Julia Klöckner zur Stadtbilddebatte: Es gab eine Zeit, in der es „Weihnachtsmärkte ohne Sicherheitspoller gab“
Bildquelle: Apollo News

Bundestagspräsidentin Julia Klöckner verteidigt in einem Interview mit der FAZ Bundeskanzler Friedrich Merz in der Stadtbilddebatte. „Denn sie erinnern sich, dass es mal Weihnachtsmärkte ohne Sicherheitspoller gab und dass Parks nicht ab einer gewissen Uhrzeit geschlossen waren“, so Klöckner. Denjenigen, die Merz wegen seiner Stadtbildaussage Rassismus vorwerfen, wirft Klöckner im Gegenzug vor, mit dieser Unterstellung gegenüber Merz wahren Rassismus zu relativieren.

Die Unterstellung, Merz habe mit seiner Stadtbildaussage auf die Hautfarbe der Menschen abzielt, wurde nicht von „normalen Leuten“ getätigt.

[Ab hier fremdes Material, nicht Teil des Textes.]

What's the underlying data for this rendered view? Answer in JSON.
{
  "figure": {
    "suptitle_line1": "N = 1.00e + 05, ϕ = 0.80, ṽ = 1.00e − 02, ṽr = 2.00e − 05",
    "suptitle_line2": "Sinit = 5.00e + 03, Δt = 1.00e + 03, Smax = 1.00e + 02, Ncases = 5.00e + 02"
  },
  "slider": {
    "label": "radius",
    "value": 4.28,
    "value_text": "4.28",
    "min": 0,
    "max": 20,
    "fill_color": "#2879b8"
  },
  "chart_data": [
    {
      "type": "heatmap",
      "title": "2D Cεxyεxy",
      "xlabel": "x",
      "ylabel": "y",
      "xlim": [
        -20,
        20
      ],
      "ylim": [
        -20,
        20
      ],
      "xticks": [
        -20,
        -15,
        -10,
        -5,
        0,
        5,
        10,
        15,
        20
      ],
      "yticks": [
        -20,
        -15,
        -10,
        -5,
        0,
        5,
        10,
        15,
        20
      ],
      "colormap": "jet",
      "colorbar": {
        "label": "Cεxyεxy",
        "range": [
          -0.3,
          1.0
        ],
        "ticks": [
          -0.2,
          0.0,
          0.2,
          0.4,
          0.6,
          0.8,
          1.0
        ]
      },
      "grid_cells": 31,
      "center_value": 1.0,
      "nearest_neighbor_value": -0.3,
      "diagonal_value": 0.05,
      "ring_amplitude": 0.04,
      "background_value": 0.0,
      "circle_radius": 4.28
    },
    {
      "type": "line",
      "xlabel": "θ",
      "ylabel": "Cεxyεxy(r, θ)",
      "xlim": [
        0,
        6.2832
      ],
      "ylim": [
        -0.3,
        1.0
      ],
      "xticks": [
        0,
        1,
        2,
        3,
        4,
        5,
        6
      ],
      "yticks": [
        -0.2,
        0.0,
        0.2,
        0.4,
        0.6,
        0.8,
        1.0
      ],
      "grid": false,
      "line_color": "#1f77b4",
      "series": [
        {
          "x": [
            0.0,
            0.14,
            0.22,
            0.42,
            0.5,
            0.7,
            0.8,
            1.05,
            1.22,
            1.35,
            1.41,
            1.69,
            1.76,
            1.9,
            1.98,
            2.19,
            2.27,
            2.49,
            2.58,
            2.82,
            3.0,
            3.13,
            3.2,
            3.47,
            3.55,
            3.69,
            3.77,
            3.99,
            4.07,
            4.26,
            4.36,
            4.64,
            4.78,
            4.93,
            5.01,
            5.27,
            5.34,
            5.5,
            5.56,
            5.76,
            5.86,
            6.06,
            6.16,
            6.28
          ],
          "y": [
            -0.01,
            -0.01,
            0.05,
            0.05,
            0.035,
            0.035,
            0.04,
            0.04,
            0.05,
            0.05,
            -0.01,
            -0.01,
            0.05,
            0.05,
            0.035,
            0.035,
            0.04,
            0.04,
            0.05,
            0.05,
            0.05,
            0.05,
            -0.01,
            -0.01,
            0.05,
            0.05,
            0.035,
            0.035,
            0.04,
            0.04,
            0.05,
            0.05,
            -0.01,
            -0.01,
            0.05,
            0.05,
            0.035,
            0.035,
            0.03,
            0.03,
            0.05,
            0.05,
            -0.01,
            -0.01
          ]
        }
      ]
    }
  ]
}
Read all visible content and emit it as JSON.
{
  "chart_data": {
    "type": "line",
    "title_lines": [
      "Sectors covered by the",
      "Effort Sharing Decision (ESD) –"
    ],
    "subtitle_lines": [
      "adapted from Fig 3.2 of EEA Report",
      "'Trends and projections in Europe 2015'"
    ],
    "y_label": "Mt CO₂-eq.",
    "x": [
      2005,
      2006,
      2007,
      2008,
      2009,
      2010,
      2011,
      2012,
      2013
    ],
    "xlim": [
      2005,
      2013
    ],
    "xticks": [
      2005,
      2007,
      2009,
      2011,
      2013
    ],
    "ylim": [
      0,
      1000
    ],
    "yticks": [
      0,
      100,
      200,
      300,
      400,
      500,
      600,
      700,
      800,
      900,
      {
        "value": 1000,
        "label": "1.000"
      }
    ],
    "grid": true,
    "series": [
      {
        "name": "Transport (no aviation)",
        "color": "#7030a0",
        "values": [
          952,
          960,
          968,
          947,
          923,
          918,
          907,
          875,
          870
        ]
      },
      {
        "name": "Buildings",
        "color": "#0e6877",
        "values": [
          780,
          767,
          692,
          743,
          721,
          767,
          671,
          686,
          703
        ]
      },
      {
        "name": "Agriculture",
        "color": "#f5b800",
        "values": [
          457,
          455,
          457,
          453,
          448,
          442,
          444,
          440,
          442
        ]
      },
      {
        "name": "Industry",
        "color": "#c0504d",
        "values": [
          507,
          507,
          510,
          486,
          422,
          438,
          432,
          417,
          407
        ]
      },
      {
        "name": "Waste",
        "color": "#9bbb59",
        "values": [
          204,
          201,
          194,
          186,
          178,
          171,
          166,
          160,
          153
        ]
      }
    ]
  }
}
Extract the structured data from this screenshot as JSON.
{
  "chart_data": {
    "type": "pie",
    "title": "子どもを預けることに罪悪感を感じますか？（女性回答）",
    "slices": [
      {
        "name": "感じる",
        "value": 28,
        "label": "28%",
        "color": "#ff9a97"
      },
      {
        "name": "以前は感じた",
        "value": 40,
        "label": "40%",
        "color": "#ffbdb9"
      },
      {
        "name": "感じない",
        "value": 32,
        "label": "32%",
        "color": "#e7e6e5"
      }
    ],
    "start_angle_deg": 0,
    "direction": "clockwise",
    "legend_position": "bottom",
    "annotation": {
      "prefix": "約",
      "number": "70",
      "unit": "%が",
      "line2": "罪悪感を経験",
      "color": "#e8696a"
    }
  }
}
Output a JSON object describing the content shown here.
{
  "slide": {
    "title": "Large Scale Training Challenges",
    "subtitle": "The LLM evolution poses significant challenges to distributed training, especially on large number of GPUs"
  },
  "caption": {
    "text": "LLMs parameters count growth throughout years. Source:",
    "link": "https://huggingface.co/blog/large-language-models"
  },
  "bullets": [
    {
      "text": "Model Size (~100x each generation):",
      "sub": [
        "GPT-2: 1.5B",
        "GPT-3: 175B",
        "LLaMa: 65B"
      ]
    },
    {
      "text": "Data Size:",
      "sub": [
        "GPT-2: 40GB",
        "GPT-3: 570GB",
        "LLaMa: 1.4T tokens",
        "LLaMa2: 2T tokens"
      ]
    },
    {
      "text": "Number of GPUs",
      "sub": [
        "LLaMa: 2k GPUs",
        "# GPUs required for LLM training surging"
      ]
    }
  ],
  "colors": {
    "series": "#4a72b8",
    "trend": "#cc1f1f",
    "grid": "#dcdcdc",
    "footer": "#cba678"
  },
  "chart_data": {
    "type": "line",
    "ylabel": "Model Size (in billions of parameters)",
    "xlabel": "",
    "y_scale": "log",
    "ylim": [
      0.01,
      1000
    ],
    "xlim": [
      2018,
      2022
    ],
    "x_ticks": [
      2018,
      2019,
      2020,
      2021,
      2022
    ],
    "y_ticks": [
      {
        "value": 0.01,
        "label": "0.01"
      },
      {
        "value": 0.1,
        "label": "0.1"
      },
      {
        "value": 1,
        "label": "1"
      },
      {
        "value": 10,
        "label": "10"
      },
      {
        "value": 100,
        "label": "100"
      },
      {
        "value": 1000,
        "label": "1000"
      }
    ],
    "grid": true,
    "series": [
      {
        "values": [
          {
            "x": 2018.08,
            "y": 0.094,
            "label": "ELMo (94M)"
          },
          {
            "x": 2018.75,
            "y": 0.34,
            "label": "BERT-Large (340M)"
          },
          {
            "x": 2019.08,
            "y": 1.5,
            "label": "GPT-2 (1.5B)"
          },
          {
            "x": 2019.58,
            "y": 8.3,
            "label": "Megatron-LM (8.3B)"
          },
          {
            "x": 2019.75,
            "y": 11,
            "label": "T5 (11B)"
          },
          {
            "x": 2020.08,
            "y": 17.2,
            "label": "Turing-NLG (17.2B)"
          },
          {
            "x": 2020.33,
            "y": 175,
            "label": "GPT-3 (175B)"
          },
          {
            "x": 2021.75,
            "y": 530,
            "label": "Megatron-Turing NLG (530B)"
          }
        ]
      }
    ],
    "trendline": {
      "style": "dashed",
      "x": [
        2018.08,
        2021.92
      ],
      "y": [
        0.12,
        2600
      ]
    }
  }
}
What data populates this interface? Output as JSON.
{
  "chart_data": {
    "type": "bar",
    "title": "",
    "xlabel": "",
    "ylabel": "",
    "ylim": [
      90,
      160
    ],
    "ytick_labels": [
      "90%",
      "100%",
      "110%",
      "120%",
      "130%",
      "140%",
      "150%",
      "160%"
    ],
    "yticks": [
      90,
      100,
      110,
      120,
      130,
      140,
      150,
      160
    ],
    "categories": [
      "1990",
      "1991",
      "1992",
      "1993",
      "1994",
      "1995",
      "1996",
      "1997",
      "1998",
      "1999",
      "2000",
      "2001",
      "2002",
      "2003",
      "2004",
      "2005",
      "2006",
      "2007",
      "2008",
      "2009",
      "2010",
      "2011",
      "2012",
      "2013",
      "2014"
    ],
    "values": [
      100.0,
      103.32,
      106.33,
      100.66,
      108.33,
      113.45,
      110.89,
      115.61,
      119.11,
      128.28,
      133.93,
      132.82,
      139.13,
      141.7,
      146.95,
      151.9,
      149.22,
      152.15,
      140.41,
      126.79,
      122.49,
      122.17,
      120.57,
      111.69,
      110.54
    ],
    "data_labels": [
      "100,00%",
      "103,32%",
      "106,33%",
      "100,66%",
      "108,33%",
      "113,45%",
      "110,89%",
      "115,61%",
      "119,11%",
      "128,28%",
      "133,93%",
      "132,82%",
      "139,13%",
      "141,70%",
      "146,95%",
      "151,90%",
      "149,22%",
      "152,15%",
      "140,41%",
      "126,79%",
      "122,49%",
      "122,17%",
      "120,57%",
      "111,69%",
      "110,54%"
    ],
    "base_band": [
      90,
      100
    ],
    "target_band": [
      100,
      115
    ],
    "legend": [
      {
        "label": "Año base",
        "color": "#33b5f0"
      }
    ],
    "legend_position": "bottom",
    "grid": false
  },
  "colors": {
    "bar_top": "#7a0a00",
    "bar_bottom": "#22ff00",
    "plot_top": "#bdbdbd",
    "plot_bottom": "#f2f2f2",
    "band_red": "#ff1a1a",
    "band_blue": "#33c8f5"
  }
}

Stattdessen würden die Bürger in den Umfragen Merz in der Sache recht geben. Merz verteidigte seine Stadtbildaussage damit, dass man einfach seine Töchter fragen müsse. Dem pflichtete Klöckner bei, die erklärte, dass man als Frau wisse, was Merz meint. „Es hat sich etwas verändert. Da ist ein Gefühl der Unsicherheit, aber das sagen auch Kriminalitätsstatistiken.“

In der Debatte um ein AfD-Parteiverbot wirft Klöckner den Befürwortern vor, nicht unvoreingenommen Pro und Contra abzuwägen, so wie man dies einmal im Sozialkundeunterricht gelernt hat. „Wenn man heute nur einmal Argumente nennt, warum aktuell ein Verbot der AfD problematisch sein könnte, wird sich nicht mit den Argumenten auseinandergesetzt. Stattdessen gibt es einen Shitstorm und den Vorwurf der Demokratiefeindlichkeit“, konstatiert Klöckner.